In the meantime, AJC staffer Nicholas Fouriezos has taken a look at each candidate’s Federal Election Commission filings from the last two years and created a state-by-state look at where the candidates are getting their money from. Note the similar numbers generated from Georgia contributions by both Republican Jack Kingston and Democrat Michelle Nunn. A summary:

Michelle Nunn: She has spent time fundraising all across the country, from the liberal stronghold of New York City to the sunny bastion of Los Angeles. Those trips have been fruitful, accounting for more than half of her total contributions.

From Fouriezos’ report:

Nunn raised $2.7 million in Georgia – and $3 million outside of it. She raised more than $400,000 in New York, California and Washington D.C. Neither of the other candidates had a single state, besides Georgia, give their campaign more than $400,000.

Take a look:

U.S. Rep.
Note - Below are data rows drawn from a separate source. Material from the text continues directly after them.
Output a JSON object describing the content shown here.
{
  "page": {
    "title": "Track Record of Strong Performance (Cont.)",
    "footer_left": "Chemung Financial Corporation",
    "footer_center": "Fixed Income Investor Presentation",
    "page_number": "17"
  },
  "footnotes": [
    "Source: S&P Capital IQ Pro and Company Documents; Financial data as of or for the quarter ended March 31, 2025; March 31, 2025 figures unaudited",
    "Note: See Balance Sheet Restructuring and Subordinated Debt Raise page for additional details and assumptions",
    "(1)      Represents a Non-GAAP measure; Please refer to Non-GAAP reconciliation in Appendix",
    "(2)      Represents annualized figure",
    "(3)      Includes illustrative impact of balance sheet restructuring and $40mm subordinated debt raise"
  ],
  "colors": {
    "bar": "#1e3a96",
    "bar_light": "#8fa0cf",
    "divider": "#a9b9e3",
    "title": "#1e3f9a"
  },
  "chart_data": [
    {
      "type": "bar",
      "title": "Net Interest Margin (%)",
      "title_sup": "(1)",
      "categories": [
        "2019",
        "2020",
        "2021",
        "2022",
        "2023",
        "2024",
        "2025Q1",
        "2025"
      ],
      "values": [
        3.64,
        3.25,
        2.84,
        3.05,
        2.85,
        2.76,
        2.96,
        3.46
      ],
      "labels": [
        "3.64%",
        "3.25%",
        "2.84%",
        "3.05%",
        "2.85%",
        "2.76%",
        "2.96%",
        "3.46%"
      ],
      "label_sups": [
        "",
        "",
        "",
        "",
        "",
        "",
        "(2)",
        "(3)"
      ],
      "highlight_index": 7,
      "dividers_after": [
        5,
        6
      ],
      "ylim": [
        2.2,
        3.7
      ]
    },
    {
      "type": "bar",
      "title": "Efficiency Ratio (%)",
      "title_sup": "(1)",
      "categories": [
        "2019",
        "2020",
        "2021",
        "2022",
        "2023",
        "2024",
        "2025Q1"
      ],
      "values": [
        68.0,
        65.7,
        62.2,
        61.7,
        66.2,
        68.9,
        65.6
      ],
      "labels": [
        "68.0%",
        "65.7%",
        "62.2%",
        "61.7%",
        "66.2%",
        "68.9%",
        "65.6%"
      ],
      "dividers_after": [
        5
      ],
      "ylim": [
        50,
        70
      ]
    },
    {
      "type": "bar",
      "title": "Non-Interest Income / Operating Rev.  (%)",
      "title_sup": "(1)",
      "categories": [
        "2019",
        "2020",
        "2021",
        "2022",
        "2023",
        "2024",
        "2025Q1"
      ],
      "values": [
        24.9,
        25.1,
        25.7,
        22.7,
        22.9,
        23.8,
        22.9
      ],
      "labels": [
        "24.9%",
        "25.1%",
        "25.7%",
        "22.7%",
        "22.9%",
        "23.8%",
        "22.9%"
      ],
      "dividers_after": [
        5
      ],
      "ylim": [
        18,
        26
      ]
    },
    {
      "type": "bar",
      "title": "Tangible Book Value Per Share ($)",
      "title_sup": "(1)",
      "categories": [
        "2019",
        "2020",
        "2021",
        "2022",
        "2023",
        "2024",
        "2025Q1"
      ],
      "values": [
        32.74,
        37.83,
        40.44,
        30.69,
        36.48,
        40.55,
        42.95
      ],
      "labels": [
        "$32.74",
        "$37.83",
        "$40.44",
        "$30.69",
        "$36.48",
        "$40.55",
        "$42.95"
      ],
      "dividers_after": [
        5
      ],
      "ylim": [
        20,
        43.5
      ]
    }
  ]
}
Jack Kingston, who has had the most success in-state:

The aspiring Republican nominee for Senate, who still has to win the July 22 runoff, raised $2.9 million in Georgia – the most of any candidate. That paired with a race-high 4,258 contributions in the state, for an average of almost $684 per donation.

To wit:

David Perdue, the frontrunner in the May 20 primary, has contributed $1.6 million from his personal coffers:

Perdue has broadcast himself as a Washington D.C. “outsider,” and his fundraising reflects that. He only received six contributions for a whopping $15,600 from the nation’s capital. That’s compared to almost $116,000 for Kingston and $668,000 for Nunn.